The inception of Hadoop
The birth and evolution of the Internet led to World Wide Web (WWW), a huge set of documents written in the markup language, HTML, and linked with one another via hyperlinks. Clients, known as browsers, became the user's window to WWW. Ease of creation, editing, and publishing of these web documents meant an explosion of document volume on the Web.
In the latter half of the 90s, the huge volume of web documents led to discoverability problems. Users found it hard to discover and locate the right document for their information needs, leading to a gold rush among web companies in the space of web discovery and search. Search engines and directory services for the Web, such as Lycos, Altavista, Yahoo!, and Ask Jeeves, became commonplace.
These search engines started ingesting and summarizing the Web. The process of traversing the Web and ingesting the documents is known as crawling. Smart crawlers, those that can download documents quickly, avoid link cycles, and detect document updates, have been developed.
In the early part of this century, Google emerged as the torchbearer of the search technology. Its success was attributed not only to the introduction of robust, spam-defiant relevance technology, but also its minimalistic approach, speed, and quick data processing. It achieved the former goals by developing novel concepts such as PageRank, and the latter goals by innovative tweaking and applying existing techniques, such as MapReduce, for large-scale parallel and distributed data processing.
Note
PageRank is an algorithm named after Google's founder Larry Page. It is one of the algorithms used to rank web search results for a user. Search engines use keyword matching on websites to determine relevance corresponding to a search query. This prompts spammers to include many keywords, relevant or irrelevant, on websites to trick these search engines and appear in almost all queries. For example, a car dealer can include keywords related to shopping or movies and appear in a wider range of search queries. The user experience suffers because of irrelevant results.

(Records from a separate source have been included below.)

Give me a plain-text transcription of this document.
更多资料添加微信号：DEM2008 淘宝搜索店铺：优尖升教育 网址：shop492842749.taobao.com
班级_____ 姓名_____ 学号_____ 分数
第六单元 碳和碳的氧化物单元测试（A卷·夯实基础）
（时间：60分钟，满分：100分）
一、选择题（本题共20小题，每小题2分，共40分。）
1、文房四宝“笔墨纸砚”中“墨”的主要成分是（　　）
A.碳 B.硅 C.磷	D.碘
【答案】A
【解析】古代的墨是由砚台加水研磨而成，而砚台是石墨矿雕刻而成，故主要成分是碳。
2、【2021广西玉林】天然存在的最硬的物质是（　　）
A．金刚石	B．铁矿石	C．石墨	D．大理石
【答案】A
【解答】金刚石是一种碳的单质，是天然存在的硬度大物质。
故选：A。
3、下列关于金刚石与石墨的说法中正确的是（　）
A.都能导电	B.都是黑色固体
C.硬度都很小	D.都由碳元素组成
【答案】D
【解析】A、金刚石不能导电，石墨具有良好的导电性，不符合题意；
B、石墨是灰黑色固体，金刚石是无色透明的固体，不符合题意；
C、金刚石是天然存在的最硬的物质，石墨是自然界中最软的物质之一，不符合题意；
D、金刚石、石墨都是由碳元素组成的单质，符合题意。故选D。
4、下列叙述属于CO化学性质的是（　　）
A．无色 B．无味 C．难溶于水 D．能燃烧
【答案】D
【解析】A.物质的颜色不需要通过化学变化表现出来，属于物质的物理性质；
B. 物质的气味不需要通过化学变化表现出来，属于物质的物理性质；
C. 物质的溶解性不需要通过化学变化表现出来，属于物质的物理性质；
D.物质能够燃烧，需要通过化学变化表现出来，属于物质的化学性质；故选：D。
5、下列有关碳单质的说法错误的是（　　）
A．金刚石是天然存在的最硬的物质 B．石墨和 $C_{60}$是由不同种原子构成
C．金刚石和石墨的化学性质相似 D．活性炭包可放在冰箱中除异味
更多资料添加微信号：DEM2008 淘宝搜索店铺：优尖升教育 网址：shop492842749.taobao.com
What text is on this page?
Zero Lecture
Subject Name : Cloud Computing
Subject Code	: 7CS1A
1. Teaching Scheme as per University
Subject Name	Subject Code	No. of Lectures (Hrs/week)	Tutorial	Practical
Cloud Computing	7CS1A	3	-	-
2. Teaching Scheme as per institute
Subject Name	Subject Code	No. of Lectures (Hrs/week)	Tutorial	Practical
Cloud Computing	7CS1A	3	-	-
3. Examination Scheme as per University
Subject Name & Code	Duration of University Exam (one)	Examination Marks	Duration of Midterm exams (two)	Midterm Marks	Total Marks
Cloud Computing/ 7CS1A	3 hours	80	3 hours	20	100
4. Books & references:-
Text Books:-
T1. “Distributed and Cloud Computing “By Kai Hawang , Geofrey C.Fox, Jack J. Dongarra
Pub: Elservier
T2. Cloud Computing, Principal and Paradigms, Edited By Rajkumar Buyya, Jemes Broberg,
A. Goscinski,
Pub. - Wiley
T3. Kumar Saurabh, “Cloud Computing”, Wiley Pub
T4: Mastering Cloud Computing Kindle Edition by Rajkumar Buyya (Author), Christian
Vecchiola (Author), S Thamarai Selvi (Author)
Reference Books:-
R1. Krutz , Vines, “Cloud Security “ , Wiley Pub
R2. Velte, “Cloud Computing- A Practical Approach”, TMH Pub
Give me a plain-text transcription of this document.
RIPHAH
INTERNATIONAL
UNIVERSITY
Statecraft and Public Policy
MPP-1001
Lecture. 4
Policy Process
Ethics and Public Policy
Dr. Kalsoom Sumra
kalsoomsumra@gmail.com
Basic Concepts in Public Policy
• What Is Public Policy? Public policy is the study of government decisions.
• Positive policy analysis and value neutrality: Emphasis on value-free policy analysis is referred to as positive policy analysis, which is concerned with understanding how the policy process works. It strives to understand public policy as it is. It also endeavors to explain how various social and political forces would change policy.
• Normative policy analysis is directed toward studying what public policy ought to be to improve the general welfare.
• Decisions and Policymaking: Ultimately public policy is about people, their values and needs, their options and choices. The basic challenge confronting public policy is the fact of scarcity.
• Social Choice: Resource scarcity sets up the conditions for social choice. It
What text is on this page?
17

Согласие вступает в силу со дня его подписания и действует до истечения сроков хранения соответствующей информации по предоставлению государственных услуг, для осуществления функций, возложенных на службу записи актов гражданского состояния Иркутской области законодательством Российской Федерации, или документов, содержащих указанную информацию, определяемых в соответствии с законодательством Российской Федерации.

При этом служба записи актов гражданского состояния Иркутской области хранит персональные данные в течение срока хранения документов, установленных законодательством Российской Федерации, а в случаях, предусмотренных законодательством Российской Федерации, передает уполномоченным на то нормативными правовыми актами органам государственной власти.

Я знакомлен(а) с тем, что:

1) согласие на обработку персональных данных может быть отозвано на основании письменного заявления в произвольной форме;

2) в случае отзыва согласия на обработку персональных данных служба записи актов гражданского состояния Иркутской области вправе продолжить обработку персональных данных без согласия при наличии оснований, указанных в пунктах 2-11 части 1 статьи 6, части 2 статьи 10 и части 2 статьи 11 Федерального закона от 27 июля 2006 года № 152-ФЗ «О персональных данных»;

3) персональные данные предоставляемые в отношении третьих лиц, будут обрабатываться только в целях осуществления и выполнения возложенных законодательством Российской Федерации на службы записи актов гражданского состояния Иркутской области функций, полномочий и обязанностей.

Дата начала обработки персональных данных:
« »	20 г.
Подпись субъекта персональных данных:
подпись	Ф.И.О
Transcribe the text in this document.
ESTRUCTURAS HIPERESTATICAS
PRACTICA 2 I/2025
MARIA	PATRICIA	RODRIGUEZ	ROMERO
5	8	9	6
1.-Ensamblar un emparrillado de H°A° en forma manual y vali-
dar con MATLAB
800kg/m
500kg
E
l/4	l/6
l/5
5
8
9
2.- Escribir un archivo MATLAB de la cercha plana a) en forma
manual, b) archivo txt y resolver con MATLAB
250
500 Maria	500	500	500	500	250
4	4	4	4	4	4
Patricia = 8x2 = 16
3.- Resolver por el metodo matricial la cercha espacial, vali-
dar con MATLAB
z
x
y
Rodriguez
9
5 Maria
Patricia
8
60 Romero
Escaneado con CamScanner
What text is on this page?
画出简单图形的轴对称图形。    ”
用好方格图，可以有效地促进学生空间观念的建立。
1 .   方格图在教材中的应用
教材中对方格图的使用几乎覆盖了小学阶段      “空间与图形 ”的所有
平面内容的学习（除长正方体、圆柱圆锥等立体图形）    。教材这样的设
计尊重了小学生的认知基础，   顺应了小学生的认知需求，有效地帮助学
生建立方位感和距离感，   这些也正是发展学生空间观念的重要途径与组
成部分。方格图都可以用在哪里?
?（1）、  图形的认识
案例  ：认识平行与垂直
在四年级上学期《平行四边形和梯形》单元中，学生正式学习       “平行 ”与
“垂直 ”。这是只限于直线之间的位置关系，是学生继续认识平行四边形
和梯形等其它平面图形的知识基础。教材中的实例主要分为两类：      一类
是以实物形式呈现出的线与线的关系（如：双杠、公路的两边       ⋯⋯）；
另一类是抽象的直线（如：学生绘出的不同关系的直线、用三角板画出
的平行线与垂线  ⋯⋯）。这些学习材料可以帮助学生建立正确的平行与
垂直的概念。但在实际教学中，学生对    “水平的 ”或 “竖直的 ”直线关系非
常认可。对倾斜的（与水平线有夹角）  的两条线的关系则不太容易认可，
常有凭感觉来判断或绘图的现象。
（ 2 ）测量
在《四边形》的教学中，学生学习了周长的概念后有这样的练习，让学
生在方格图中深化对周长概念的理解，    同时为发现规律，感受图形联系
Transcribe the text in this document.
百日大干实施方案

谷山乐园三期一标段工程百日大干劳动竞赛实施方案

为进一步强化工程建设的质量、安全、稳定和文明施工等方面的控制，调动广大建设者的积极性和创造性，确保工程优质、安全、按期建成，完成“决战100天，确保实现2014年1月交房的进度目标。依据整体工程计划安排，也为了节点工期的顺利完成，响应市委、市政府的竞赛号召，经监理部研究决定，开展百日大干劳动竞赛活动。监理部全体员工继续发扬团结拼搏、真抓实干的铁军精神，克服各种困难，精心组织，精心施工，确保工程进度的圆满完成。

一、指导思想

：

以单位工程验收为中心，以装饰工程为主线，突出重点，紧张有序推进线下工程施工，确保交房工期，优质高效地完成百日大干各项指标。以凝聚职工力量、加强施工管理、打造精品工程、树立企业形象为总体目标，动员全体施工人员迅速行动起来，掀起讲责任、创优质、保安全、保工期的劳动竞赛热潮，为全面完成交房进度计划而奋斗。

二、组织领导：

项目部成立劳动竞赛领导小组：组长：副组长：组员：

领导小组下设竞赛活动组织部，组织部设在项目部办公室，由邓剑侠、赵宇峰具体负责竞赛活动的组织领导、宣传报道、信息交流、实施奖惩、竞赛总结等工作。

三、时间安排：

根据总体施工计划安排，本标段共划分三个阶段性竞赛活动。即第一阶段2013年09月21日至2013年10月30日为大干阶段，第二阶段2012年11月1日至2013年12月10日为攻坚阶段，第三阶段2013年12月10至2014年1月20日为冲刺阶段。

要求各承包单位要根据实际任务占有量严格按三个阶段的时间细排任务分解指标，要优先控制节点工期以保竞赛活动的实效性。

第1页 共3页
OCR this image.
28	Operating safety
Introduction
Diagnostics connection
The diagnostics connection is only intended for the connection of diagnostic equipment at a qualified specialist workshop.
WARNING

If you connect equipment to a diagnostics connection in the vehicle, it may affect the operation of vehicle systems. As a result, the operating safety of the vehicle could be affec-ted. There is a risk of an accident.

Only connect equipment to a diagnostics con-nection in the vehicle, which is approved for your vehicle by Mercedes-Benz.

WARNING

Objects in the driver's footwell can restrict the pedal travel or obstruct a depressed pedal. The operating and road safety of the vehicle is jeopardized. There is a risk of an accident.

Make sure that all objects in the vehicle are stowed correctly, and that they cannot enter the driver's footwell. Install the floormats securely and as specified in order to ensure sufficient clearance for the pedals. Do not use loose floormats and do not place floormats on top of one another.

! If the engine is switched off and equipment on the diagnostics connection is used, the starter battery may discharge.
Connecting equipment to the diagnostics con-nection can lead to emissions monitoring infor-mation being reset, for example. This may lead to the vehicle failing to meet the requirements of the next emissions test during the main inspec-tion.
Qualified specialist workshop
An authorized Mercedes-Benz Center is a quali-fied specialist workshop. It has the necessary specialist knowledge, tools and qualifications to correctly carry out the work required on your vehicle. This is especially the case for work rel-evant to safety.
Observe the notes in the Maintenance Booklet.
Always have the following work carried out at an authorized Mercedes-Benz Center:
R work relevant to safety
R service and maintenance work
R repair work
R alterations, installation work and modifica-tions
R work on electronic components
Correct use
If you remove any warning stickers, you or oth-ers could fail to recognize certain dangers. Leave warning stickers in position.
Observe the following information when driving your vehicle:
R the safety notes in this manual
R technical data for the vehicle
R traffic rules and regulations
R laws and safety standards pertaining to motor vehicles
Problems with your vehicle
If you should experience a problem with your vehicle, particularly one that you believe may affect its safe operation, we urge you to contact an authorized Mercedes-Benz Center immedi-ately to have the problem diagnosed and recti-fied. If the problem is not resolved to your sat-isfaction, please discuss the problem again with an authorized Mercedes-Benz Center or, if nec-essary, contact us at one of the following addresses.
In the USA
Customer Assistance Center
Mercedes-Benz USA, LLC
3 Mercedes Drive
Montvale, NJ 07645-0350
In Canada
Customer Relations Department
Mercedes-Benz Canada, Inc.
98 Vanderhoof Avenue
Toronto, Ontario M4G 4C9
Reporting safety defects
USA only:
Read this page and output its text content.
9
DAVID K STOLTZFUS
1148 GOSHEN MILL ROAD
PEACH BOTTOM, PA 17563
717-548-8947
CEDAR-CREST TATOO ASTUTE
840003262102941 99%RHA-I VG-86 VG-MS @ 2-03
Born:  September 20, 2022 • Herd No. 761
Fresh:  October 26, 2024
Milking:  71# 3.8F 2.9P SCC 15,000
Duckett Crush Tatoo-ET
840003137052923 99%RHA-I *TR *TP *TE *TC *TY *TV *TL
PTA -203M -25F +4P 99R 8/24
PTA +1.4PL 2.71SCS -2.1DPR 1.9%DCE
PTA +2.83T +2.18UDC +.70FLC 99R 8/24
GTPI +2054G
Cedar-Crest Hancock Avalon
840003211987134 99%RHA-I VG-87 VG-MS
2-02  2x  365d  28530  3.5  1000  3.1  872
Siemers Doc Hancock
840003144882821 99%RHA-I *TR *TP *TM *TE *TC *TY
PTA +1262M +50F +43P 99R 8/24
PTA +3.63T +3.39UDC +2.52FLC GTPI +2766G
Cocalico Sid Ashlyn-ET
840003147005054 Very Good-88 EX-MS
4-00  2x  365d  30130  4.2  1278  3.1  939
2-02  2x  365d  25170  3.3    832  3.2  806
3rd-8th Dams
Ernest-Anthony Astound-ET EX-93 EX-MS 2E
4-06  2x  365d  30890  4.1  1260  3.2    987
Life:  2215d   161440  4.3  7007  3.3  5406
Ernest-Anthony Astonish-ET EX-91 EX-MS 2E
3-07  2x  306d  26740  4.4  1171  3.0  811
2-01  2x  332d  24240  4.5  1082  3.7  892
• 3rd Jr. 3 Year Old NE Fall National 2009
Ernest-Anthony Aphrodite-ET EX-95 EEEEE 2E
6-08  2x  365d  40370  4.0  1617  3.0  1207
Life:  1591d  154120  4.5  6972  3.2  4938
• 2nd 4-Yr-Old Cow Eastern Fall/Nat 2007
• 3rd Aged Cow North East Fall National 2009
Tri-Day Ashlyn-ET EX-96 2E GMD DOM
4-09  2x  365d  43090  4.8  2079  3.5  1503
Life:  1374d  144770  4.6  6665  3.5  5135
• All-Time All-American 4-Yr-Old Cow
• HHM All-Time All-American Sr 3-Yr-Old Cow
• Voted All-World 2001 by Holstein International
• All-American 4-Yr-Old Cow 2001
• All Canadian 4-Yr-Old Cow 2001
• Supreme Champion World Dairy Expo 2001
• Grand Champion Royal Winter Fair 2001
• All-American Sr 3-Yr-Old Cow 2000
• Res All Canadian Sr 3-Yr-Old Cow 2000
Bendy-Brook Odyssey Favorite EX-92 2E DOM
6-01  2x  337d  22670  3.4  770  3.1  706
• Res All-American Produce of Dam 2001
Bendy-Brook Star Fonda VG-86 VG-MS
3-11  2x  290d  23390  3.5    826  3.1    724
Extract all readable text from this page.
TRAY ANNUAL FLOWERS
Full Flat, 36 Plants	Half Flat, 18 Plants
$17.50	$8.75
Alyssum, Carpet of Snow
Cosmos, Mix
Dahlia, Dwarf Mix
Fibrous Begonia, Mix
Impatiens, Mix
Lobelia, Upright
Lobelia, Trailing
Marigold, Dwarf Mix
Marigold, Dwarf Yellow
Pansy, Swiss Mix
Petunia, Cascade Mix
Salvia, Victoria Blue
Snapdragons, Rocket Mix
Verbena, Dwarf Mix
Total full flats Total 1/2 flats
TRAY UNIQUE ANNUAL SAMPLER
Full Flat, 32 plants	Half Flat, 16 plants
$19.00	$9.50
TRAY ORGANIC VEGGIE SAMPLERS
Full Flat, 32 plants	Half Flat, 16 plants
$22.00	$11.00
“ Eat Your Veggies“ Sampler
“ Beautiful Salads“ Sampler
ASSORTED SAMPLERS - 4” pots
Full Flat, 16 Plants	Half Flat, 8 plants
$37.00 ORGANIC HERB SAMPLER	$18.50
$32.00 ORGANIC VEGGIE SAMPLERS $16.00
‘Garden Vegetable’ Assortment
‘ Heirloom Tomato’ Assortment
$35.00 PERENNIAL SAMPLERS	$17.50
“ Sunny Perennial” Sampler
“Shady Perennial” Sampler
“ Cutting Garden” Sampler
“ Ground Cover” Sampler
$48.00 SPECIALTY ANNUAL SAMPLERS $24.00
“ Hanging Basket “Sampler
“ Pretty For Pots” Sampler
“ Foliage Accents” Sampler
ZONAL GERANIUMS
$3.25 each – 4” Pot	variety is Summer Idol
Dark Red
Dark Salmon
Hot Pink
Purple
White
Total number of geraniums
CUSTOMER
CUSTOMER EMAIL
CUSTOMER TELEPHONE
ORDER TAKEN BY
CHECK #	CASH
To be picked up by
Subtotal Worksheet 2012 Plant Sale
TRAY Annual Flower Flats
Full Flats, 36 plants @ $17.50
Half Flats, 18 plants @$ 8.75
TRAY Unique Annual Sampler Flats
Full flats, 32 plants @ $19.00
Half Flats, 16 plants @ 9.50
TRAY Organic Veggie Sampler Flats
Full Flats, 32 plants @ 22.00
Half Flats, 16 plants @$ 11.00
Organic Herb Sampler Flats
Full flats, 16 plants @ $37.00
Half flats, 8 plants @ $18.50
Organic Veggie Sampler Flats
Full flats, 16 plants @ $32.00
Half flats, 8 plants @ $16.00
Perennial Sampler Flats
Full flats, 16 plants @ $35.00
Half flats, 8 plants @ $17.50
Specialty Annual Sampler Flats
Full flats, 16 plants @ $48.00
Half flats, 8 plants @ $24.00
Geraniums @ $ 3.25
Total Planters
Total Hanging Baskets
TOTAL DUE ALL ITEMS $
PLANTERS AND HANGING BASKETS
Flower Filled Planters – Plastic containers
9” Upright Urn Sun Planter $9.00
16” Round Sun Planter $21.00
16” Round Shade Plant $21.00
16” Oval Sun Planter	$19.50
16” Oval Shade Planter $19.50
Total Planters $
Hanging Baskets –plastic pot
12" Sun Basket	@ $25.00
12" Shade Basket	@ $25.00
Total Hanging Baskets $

PageRank thwarted this kind of fraud by analyzing the quality and quantity of links to a particular web page. The intention was that important pages have more inbound links.
In Circa 2004, Google published and disclosed its MapReduce technique and implementation to the world. It introduced Google File System (GFS) that accompanies the MapReduce engine. Since then, the MapReduce paradigm has become the most popular technique to process massive datasets in parallel and distributed settings across many other companies. Hadoop is an open source implementation of the MapReduce framework, and Hadoop and its associated filesystem, HDFS, are inspired by Google's MapReduce and GFS, respectively.
Since its inception, Hadoop and other MapReduce-based systems run a diverse set of workloads from different verticals, web search being one of them. As an example, Hadoop is extensively used in http://www.last.fm/ to generate charts and track usage statistics. It is used for log processing in the cloud provider, Rackspace. Yahoo!, one of the biggest proponents of Hadoop, uses Hadoop clusters not only to build web indexes for search, but also to run sophisticated advertisement placement and content optimization algorithms.